Two new books offer intimate look at icons of fashion, including Marc Jacobs and Alexander McQueen.
‘Yves Saint Laurent’
By Pierre Berge
(Abrams, $35)
Like snooping through Yves Saint Laurent’s attic, this new journal unearths snapshots and memories from the iconic designer’s frequent sojourns in Morocco. From villas owned over the years in Marrakech, Saint Laurent designed his haute couture collections. He also recharged and reveled with luminaries such as Catherine Deneuve, Bianca Jagger and Andy Warhol — and, of course, Pierre Berge, his lifelong partner.
Berge plays historian and guide in this book. Context for the photos is recaptured and reprinted in his handwriting, accentuating the intimacy of a shirtless Saint Laurent on their patio and the sensuality of a rooftop portrait of American transplants Paul and Talitha Getty. Those newlyweds entertained often at the Moroccan palace they bought, importing American decorator Bill Willis to update it with pan-Arabic flair that would become his signature.
In Marrakech, Saint Laurent nurtured his closest confidences, including with model and muse Betty Catroux and husband Francois, and with Fernando Sanchez, a fellow designer based in New York. Saint Laurent met him at the Chambre Syndicale de la Couture in France. Loulou de la Falaise was a frequent guest. Berge recalls how she “seduced Yves with her eccentricity and audacity.” She served as his assistant for more than 30 years, designing jewelry and hats for his collections.
Constantly drawing in the shade of palm trees, Saint Laurent, born in neighboring Algeria, was inspired by the souks, gardens, snake charmers and acrobats that surrounded him in Marrakech. His Orientalist reimaginings produced some of the most acclaimed fashion collections of his career.
Starting in 1999, Saint Laurent and Berge spent summers in seaside Tangier, in a home that clung to the cliffs, Berge writes in his evocative prose.
The introduction to the book recalls the first trip on which Berge accompanied Saint Laurent to Marrakech. After a week of torrential rain, the clouds parted, the Moroccan sun probed “every recess … the snow-capped Atlas Mountains blocked the horizon, and the perfume of jasmine rose to our room.”
It is easy to see why they fell instantly in love with this place; by the end of this volume, you might too.
‘Champagne Supernovas’
By Maureen Callahan
(Touchstone, $26)
The ’90s don’t seem so far removed — or remarkable — to casual fashion observers, who associate the decade with Calvin Klein minimalism and Nirvana grunge.

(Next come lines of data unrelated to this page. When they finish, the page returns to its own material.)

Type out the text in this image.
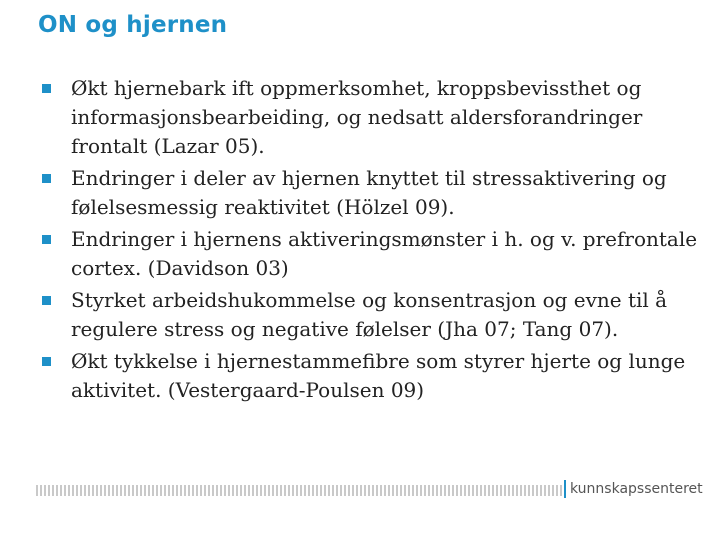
ON og hjernen
Økt hjernebark ift oppmerksomhet, kroppsbevissthet og informasjonsbearbeiding, og nedsatt aldersforandringer frontalt (Lazar 05).
Endringer i deler av hjernen knyttet til stressaktivering og følelsesmessig reaktivitet (Hölzel 09).
Endringer i hjernens aktiveringsmønster i h. og v. prefrontale cortex. (Davidson 03)
Styrket arbeidshukommelse og konsentrasjon og evne til å regulere stress og negative følelser (Jha 07; Tang 07).
Økt tykkelse i hjernestammefibre som styrer hjerte og lunge aktivitet. (Vestergaard-Poulsen 09)
kunnskapssenteret
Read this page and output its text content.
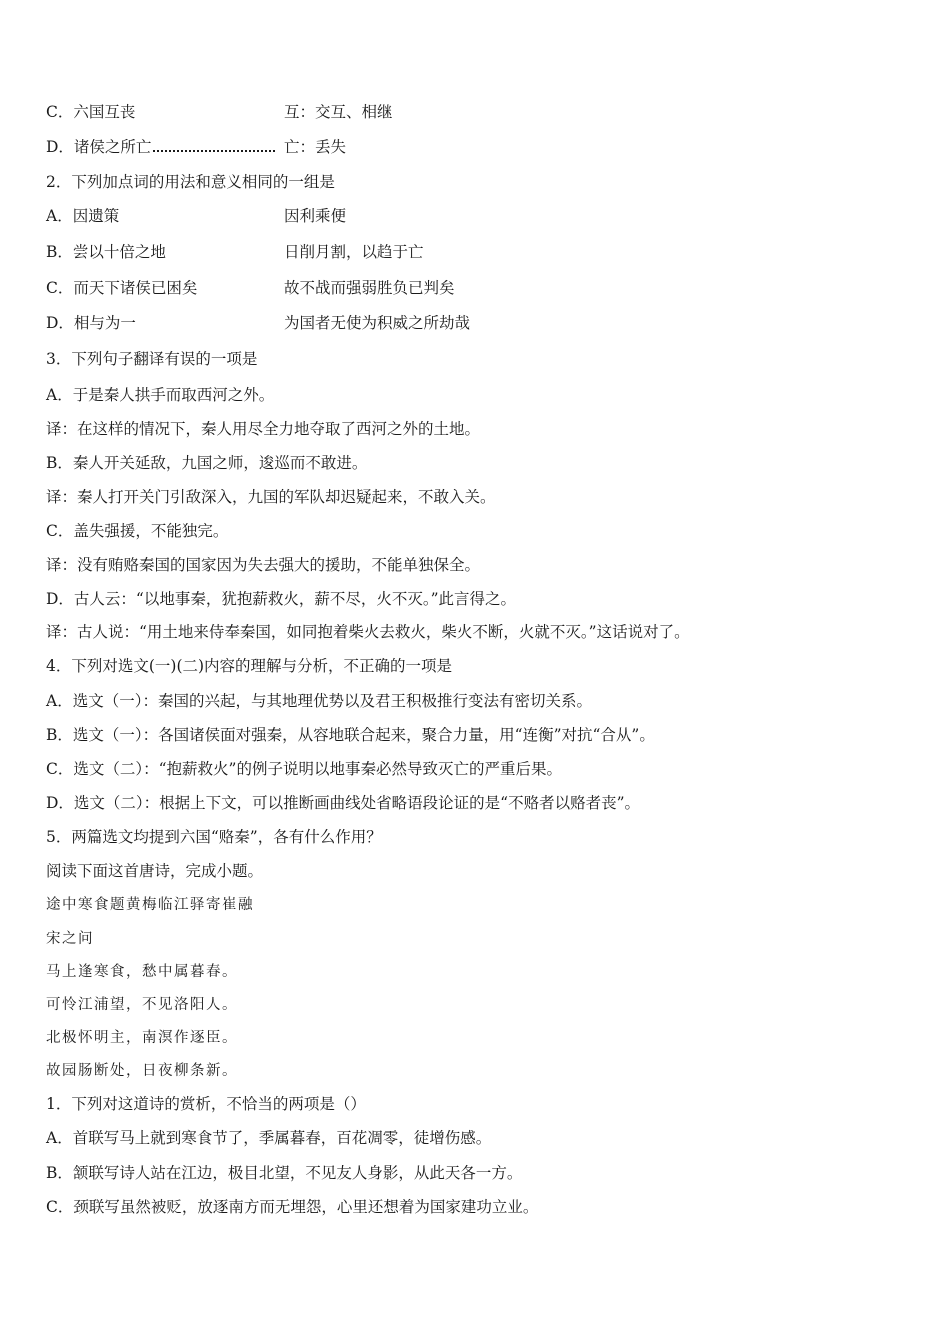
C．六国互丧	互：交互、相继
D．诸侯之所亡	亡：丢失
2．下列加点词的用法和意义相同的一组是
A．因遗策	因利乘便
B．尝以十倍之地	日削月割，以趋于亡
C．而天下诸侯已困矣	故不战而强弱胜负已判矣
D．相与为一	为国者无使为积威之所劫哉
3．下列句子翻译有误的一项是
A．于是秦人拱手而取西河之外。
译：在这样的情况下，秦人用尽全力地夺取了西河之外的土地。
B．秦人开关延敌，九国之师，逡巡而不敢进。
译：秦人打开关门引敌深入，九国的军队却迟疑起来，不敢入关。
C．盖失强援，不能独完。
译：没有贿赂秦国的国家因为失去强大的援助，不能单独保全。
D．古人云：“以地事秦，犹抱薪救火，薪不尽，火不灭。”此言得之。
译：古人说：“用土地来侍奉秦国，如同抱着柴火去救火，柴火不断，火就不灭。”这话说对了。
4．下列对选文(一)(二)内容的理解与分析，不正确的一项是
A．选文（一）：秦国的兴起，与其地理优势以及君王积极推行变法有密切关系。
B．选文（一）：各国诸侯面对强秦，从容地联合起来，聚合力量，用“连衡”对抗“合从”。
C．选文（二）：“抱薪救火”的例子说明以地事秦必然导致灭亡的严重后果。
D．选文（二）：根据上下文，可以推断画曲线处省略语段论证的是“不赂者以赂者丧”。
5．两篇选文均提到六国“赂秦”，各有什么作用？
阅读下面这首唐诗，完成小题。
途中寒食题黄梅临江驿寄崔融
宋之问
马上逢寒食，愁中属暮春。
可怜江浦望，不见洛阳人。
北极怀明主，南溟作逐臣。
故园肠断处，日夜柳条新。
1．下列对这道诗的赏析，不恰当的两项是（）
A．首联写马上就到寒食节了，季属暮春，百花凋零，徒增伤感。
B．颔联写诗人站在江边，极目北望，不见友人身影，从此天各一方。
C．颈联写虽然被贬，放逐南方而无埋怨，心里还想着为国家建功立业。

But author Maureen Callahan proves, in a biography as dramatic and addictive as “Game of Thrones,” that the decade represents a revolution not just in fashion, but also the broader ideals of beauty. This was the period in which designers Alexander McQueen and Marc Jacobs ripped apart the overstuffed fabric of high fashion, and the jagged-toothed, crooked-legged model Kate Moss stole the show from glamazonians such as Naomi Campbell and Linda Evangelista.
It didn’t happen overnight. In the early part of the decade, Jacobs was fired by Perry Ellis for his iconoclastic grunge collection. The scrawny Moss, as the new face of Calvin Klein, was derided for glorifying anorexia and heroin. McQueen, a high school dropout living on British welfare, was turned down for jobs at Alberta Ferretti and Jil Sander.
By the mid-’90s, their aesthetic of subversion was trickling up. Louis Vuitton sought Jacobs to reinvent the luxury house. Moss’ off-center gaze fronted every magazine. McQueen’s brocade and Union Jack coats were taking center stage on David Bowie’s tours and albums.
Alternative was officially mainstream.
A former editor and writer at New York magazine, Spin and the New York Post, Callahan crafts an intoxicating brew of scholarly rigor, dishy anecdotes and wicked commentary. After John Galliano chose Moss to open his show for the spring 1990 collection, she drank so much whiskey at the after-party that she missed her flight the next day. “She was hungover and disoriented and intimidated,” Callahan writes, “and she loved it.”
Callahan’s interviews with friends, family and influencers back up her depiction of each of her three antagonists as an extraordinary talent with a troubled soul — hence the title, borrowed from the British band Oasis.